ATARDECIDA.

 



El ocaso parece lento abril. Es como un ensayo  hacía la muerte. Hay algo sensual en esa rendición. Sabes que la vida sólo puede entenderse en los recuerdos. Se lo decía, le decía: “el atardecer es ese instante en que miramos atrás y solo vemos el origen de las sombras.”

¿Habrá algo sensual en eso? 

—Ven y fóllame— le decía a Hera. En una pausa.

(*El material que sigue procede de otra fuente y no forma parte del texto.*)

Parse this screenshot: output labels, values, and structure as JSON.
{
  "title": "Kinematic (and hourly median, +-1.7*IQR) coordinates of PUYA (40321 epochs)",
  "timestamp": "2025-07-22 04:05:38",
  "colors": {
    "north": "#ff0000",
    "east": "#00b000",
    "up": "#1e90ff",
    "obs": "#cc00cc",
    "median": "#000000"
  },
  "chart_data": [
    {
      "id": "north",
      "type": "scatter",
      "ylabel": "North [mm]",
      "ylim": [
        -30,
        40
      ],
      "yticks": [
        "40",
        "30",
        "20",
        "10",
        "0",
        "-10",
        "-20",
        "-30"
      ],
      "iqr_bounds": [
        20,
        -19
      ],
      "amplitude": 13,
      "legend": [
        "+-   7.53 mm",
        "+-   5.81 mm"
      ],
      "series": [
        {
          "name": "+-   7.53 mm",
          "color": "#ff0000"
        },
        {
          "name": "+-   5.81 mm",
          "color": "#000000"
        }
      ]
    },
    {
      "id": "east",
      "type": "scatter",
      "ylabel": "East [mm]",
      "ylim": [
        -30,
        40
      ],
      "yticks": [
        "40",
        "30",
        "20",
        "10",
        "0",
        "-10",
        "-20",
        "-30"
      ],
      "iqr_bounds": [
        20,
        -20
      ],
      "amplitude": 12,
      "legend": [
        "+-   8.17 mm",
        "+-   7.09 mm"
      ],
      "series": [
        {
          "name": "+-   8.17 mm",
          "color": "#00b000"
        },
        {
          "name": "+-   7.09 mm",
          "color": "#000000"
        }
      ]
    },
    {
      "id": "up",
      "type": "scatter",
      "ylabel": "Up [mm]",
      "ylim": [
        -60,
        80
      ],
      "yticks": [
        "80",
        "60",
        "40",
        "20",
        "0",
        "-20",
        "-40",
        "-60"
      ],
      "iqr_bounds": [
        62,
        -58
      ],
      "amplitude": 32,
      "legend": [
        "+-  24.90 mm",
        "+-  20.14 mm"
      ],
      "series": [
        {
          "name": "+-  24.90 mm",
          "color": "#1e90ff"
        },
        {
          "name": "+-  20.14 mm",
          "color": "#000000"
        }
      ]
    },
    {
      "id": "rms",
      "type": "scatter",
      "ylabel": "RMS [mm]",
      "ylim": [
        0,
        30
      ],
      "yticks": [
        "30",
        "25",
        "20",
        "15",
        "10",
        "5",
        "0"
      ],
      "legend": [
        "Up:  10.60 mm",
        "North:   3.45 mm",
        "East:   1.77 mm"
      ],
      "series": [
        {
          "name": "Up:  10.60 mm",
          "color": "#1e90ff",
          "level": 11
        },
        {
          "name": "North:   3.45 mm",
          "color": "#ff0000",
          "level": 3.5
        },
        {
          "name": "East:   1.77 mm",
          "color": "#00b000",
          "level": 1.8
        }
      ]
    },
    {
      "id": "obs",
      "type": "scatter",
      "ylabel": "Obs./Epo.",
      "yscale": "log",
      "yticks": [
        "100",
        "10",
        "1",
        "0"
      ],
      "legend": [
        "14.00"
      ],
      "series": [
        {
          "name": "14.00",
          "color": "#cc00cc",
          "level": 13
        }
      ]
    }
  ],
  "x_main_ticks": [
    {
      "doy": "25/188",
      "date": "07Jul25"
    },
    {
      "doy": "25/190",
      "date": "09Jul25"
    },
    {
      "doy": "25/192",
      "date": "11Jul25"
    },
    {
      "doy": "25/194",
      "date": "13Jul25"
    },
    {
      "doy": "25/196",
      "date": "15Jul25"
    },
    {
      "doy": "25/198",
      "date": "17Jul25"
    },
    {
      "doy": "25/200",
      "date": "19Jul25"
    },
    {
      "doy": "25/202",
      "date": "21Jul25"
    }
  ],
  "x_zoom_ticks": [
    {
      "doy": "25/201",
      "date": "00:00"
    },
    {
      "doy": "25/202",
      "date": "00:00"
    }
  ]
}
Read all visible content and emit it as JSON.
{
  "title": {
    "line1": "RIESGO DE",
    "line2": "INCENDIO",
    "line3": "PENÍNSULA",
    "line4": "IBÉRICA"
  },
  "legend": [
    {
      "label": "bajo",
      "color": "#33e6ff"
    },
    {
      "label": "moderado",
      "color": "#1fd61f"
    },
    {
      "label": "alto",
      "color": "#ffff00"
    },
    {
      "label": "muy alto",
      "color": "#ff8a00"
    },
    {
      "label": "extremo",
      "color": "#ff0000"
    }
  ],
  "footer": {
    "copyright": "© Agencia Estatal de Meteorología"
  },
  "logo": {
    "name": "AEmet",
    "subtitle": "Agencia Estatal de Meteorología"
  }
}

Los domingos al acabar la tarde.

Ocurría en abril, al filo del ocaso, cuando la luz se desangraba en el horizonte. Arropados contra el leve frío, contra el mundo.

No hay nada más hermoso que follarse, aunque sea sin amor. Follarse con las piernas abiertas, desgarrando el silencio; o con las piernas sobre el cuello, como un nudo que ahoga y libera. O darle golpecitos en el culo, ritmados, sintéticos, como un tambor que anuncia algo antiguo, algo que ya no importa.

Por las tardes de abril, cuando follas, sucede la metamorfosis. Puede ser de lado, como bestias cansadas; o con ella cabalgando, dueña del vértigo; o posada como una mariposa nocturna, tan leve que apenas roza la piel. Así debe ser el principio del fin del mundo: un suspiro, un gemido, un instante que se desvanece entre los dedos.

—Dame pan de centeno, aceite de oliva y vino tinto—. En una tarde de domingo, en abril, bajo un cielo frío y rojizo. Donde las aves diminutas, equilibristas del crepúsculo, se posan sobre las hojas amarillentas de las hojas de los pinos, infinitesimales y eternas.

—Tú recuérdame, lo que decía el poeta—.

Vendrá la muerte a buscarnos, a rescatarnos. Nos acurrucaremos en su manto, huérfanos de todo, escapando de la miseria.

Ya de noche limpio el cielo.

Miras a Júpiter: una estrella blanca que regresa al lienzo púrpura recien anochecido. Esperas. El final es solo otro orgasmo, otro espasmo en la penumbra al acabar el día.

—Ámame, aunque sea sin amor. Arrópame un domingo al final de la tarde

Hueles tanto a ti que, por un momento, la soledad se desvanece.

-Sabes.

No  quisiera que retornase el miedo.